Full Title: Border Adjustment Import Taxation Impact on the U.S. Crude Oil and Petroleum Product Markets
Author(s): Philip K. Verleger, Jr. & Kevin Neels, Pallavi Seth, Fabricio Nunez
Publisher(s): The Brattle Group
Publication Date: December 1, 2016
Full Text: Download Resource
Description (excerpt):
The Tax Reform Task Force, created by the Speaker of the House, Paul D. Ryan, and spearheaded by the Chairman of the House Ways and Means Committee, Kevin Brady, has put forward a wide-ranging legislative plan—Tax Reform Task Force Blueprint (“the Blueprint”)—that would result in a comprehensive revision of the U.S. tax code. Included as part of the Blueprint were significant changes to how corporate income is taxed. Under this Blueprint, corporations would be taxed not on income as currently defined in tax law but rather on the firm’s net revenue. Furthermore, the tax would be limited to the territory of the U.S., meaning that revenue earned through exports would not be taxed and that expenditures on imported goods could not be excluded from the firm’s revenues. Any tax paid on domestic costs incurred by an exporter on export sales would be rebated to the exporter.

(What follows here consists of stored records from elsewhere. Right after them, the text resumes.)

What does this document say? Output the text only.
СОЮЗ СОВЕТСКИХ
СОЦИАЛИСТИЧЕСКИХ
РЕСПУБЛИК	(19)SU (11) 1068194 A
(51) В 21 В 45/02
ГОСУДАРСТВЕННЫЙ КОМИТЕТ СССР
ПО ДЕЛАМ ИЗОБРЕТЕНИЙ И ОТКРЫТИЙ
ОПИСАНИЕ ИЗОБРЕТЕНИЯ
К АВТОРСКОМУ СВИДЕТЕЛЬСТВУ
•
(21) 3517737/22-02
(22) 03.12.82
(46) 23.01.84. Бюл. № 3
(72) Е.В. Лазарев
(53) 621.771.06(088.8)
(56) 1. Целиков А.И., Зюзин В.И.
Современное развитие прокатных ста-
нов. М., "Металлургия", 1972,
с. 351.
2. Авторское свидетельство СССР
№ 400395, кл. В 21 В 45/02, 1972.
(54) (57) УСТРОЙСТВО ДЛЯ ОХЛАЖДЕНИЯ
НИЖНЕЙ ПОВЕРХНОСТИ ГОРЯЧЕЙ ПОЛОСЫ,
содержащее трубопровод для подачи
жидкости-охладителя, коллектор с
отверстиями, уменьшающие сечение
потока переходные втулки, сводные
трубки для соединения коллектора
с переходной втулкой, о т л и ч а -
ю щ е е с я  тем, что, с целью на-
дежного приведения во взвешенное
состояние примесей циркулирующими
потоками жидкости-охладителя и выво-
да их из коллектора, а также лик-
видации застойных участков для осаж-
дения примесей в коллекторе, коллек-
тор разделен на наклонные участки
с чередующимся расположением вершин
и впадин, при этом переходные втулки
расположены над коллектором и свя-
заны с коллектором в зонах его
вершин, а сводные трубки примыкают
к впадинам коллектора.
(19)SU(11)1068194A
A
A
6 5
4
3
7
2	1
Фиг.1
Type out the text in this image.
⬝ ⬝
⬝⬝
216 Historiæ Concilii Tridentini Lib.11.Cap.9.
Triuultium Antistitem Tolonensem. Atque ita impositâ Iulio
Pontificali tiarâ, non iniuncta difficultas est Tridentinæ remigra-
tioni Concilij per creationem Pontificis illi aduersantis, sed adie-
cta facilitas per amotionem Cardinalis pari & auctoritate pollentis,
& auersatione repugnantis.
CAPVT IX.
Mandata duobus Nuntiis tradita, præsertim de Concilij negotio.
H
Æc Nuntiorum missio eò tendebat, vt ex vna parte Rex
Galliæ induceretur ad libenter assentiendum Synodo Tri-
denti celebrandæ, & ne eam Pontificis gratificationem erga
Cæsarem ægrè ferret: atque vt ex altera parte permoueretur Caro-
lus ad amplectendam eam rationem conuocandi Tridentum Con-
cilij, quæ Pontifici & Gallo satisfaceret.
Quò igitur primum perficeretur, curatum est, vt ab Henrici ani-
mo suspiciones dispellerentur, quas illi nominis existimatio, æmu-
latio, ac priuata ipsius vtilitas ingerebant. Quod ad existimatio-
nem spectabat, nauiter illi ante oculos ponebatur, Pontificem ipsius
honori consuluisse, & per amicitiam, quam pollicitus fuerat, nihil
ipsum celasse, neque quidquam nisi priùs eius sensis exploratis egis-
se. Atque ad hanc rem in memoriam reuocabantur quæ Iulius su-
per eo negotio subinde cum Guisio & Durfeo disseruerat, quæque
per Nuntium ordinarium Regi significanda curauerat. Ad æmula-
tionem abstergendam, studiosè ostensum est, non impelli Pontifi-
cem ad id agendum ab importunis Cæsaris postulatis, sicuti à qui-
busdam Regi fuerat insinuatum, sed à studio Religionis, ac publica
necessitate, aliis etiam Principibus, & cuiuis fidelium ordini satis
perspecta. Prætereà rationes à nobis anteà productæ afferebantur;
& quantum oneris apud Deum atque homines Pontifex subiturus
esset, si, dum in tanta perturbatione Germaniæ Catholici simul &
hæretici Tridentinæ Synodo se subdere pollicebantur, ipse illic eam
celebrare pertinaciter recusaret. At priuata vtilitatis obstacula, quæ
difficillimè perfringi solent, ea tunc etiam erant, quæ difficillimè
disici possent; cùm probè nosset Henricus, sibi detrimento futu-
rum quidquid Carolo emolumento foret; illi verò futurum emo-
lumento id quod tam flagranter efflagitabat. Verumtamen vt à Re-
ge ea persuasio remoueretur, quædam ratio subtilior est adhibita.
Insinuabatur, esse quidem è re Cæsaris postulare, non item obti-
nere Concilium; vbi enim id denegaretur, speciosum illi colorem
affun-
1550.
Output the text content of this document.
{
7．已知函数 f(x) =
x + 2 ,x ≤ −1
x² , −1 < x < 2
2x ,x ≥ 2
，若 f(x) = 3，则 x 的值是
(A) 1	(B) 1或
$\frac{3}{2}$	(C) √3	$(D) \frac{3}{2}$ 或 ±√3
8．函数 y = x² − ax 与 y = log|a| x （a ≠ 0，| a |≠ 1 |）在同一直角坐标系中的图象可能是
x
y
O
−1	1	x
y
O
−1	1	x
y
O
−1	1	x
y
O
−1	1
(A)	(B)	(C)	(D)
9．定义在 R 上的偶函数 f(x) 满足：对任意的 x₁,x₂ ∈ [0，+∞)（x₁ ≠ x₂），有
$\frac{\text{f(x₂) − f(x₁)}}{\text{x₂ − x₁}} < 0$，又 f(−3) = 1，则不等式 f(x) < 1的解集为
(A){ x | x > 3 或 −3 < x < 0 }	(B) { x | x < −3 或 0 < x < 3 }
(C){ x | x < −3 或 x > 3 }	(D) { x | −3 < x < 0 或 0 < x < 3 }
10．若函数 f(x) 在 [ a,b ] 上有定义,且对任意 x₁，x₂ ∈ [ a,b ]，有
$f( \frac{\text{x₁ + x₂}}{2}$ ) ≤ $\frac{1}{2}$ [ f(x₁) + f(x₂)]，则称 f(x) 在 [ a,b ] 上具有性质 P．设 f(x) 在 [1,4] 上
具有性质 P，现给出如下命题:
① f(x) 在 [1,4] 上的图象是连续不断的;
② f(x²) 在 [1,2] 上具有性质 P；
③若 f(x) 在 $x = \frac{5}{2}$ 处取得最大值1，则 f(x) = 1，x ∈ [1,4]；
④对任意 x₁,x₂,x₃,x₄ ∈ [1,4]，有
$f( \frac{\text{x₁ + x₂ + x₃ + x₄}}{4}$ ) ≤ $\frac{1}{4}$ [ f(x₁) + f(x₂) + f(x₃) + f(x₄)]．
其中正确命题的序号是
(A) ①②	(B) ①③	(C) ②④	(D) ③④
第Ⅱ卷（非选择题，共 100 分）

This proposed tax arrangement is highly unusual. No other country border adjusts their income tax. Most nations do impose a border adjusted value-added tax (“VAT”) on goods sold, however.
The enactment of the border adjustment tax proposed by the Tax Reform Task Force will have profound impacts on the U.S. economy. For example, the cost of electronic goods produced in China, Japan, and other Asian countries will increase. Some portion of the increase will likely be reflected in the retail prices. The cost of imported automobiles will also be affected, likely leading to price increases for Audi, BMW, Honda, Hyundai, Land Rover, Mercedes, Toyota, and Volkswagen products, as well as for prices of other automobiles manufactured abroad.